Saturday, August 8, 2009

What High Speed Rail Can Do To Regional Air Travel

Back in March I posted about an old document on Kentucky's high speed rail thoughts of 1999. In that post I linked to a projection that Spain's short haul air travel would be affected.

Today I have a link to some more recent facts. People are getting around Spain in more comfort and more ease by train than by plane, and leaving a smaller carbon footprint.
High-speed trains pulled by aerodynamic engines with noses shaped like a duck-billed platypus are grounding aircraft across Spain. The year-old Barcelona-Madrid line has already taken 46% of the traffic – stealing most of it from fuel-guzzling, carbon-emitting aircraft. As the high-speed rail network spreads a web of tracks across Spain over the next decade, it threatens to relegate domestic air travel to a distant second place.
46% This is the kind of results that the US should be experiencing today, if they had started planning for high speed rail(or any kind of rail) following the gas crisis of the '70s.

From England we get a report that their new Secretary of Transport, Lord Adonis is advocating the end of domestic air travel and even the short flights to European destinations. The comments come as air passengers are having to contend with the scrapping of hundreds of flights a week by airlines and fact that domestic flights have been in steady decline in recent years, with the number of passengers dropping from 26.1 million in 2005 to 24.3 million last year.
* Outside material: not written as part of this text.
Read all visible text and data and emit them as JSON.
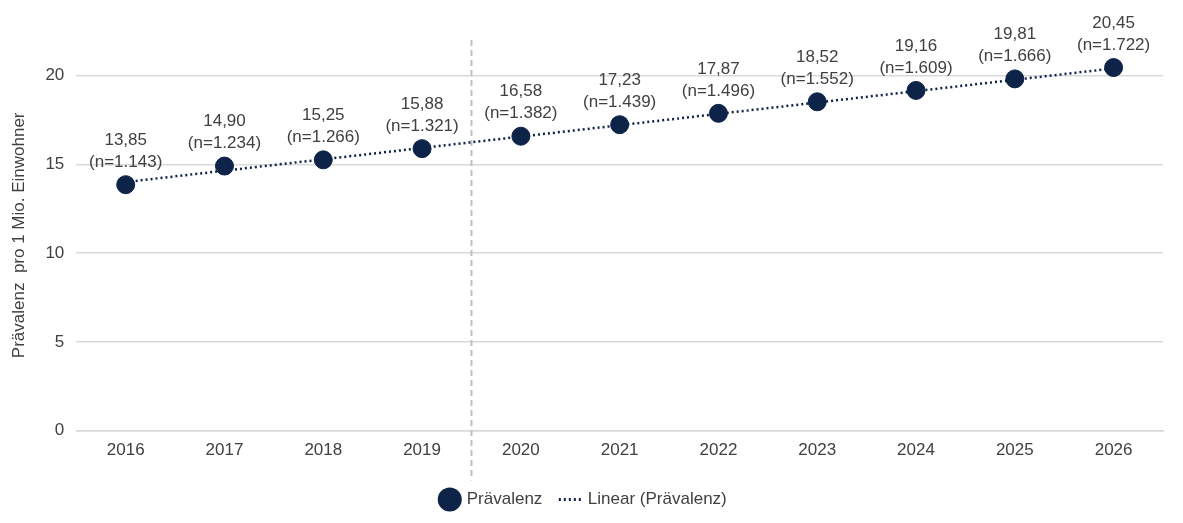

How about Germany? Even there we see a sharp reduction in domestic air travel.
Germany's high-speed rail network has put pain to short-haul flights between several cities. Once, there were hundreds of flights a day transferring tens of thousands of passengers between Berlin and Hamburg, Frankfurt and Cologne, Frankfurt and Stuttgart, Bremen and Cologne. All have been closed down due to cheaper and faster rail travel.
Is it any wonder that President Obama and Transportation Secretary La Hood are talking about America's need to join the High Speed Rail community? Of the industrialized nations, only one has fewer planned HSR miles than the US. The tiny island nation of Taiwan. These industrialized nations are also charging ahead with expansion and funding that roughly equals what we spend in federal money on highways.

I won't even speak about the fact that their (Obama and La Hood) idea of HSR is less than half the speed of the those who are really doing something.

I also want to thank The Overhead Wire and Broken Sidewalk for the links. I had a record day for visitors.